What attracted you to acting in the first place?
Movies. Everybody went to the pictures on a Saturday and you just watched whatever was going. But then acting is a kind of deeper instinct than the medium you’re watching. It’s just an urge to perform, you know. And I had that. I got kind of caught up in the theatre, very much so, and then I miraculously did one film with Neil Jordan, ANGEL. Then I did his second one, and then a bit of a hiatus for a while, and I was doing a lot of theatre and then I decided I want to do film now otherwise I’m not going to get to do it, so I just stopped work for a while and within three weeks Neil asked me about THE CRYING GAME; and then that did change everything.

How do you prepare for a role?
It’s a mixture; it depends on what the demands for the role are. Obviously there are some parts where you just simply have to research stuff. But other parts, you hear a voice and you start to go with it. Acting to me is all about thinking. It’s thinking in front of the camera; that’s what the camera likes. It likes Bogart, it likes Robert Mitchum, because they’re thinking. You’ve got to use your brain, it seems to me.

Do you take your roles home with you?
I can be myself but I am myself totally involved in the role. But I don’t go home and become like a kind of monster. I did this thing for HBO years ago called Crime of the Century, about the Lindberg kidnapping, and I played this guy who was falsely accused of killing a child and I got terribly oppressed by being that character because of the injustice of it. And that can happen. We did this scene and I walked to the electric chair and I found it monstrously upsetting. I don’t know whether it was because I was so much in the role or was overwhelmed by sympathy for the guy… It can get to you but acting is a conscious art too. I don’t think you should be at the mercy of it.

“The best advice that I ever had was when Mike Roberts put his head round the camera and said, “SLOWER!”

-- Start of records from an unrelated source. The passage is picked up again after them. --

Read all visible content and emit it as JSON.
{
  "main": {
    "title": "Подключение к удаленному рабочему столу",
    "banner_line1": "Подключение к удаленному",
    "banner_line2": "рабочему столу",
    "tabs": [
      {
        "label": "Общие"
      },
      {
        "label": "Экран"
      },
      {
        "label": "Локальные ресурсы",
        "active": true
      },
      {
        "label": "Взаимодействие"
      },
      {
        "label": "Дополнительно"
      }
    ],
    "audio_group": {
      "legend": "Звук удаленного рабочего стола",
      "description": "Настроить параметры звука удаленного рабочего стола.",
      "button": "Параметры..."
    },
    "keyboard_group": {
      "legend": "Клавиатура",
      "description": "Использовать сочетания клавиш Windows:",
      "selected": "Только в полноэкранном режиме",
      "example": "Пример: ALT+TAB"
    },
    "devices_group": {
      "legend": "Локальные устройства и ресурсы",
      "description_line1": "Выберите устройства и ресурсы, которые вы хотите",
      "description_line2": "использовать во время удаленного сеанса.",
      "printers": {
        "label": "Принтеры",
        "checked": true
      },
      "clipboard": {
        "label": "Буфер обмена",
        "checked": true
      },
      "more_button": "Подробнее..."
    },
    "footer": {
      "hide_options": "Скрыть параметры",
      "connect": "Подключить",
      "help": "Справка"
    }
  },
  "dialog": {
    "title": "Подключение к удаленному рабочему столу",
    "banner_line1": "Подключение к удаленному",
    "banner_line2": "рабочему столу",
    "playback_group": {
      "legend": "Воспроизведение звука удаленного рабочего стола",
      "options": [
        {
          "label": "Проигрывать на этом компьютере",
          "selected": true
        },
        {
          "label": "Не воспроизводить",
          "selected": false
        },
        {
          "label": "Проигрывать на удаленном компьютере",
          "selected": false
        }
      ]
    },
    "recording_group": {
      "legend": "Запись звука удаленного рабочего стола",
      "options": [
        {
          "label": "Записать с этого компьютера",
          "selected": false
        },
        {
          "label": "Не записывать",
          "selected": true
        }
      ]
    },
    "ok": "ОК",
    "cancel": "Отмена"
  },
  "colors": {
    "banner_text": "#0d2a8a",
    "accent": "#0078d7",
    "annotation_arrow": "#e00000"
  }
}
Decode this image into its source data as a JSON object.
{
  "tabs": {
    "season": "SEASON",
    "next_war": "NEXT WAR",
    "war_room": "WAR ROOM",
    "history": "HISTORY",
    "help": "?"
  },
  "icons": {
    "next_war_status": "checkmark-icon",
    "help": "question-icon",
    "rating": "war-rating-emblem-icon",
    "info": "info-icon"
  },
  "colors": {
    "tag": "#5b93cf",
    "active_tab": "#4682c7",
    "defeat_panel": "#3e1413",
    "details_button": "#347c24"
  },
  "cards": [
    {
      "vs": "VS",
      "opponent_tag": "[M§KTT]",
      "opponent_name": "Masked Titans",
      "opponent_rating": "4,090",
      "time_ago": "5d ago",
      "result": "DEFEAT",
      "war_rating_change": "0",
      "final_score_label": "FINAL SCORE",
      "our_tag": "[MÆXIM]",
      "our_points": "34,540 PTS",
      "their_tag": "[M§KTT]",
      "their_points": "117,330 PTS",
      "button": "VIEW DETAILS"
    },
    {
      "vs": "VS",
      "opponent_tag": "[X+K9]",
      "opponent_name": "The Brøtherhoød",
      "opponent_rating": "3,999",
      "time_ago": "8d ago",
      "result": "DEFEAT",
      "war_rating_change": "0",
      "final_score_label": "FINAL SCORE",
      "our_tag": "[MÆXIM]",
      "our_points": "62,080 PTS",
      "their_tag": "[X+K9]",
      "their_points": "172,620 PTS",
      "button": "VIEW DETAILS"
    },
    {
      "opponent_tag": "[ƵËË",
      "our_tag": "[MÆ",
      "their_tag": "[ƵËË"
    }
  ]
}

One of my pet interests is how Hollywood perceives France and Frenchness. Have you come across a sense of Hollywood Irishness over the years?
Of course there has been for a long time. Going way back to Barry Fitzgerald, a very important Irish actor, and he was brilliant in the movies with Bing Crosby, John Wayne, Cary Grant, this character man; effortlessly charming, but only a fraction of what his real talent was—he was a major theatre actor but he was never the major lead in a film and they encouraged him to be a cute little Irish guy and there’s always been that. It also reflects how they perceive Ireland and how they want them to be a particular kind of ‘entertaining guys’. But that’s changed a bit. I do think it’s very interesting that Steve McQueen does HUNGER because I think we wouldn’t have got the money to do it in Ireland, but because he’s from South London and so clearly not Irish, and apparently would have more pure motives, then he gets allowed to do it.

I thought GARAGE was a good film that came out of Ireland last year.
Yeah, it’s a very good film. It’s very difficult to get things done here; there just isn’t the money. But there are really interesting people around. You were talking about France; I think we should be making Irish movies the way the French people make French movies: with no concession to the outside world whatever.

What advice do you give to struggling actors?
I always say to actors that you better be interested in acting because if you’re going to be an actor, you may not get fame and you may not get money, so you have to be interested in acting. And I know that kind of sounds simplistic but a lot of people go into it for the wrong reasons: because they see all the glamour that is apparently attached to it, but if you’re generally interested in acting and what it can do for you and how it can affect your life, then you’ll be alright because you’ll be actually doing what you’re supposed to do.

And what’s the best advice you’ve ever received?
The best advice that I ever had was when Mike Roberts put his head round the camera and said, “SLOWER!”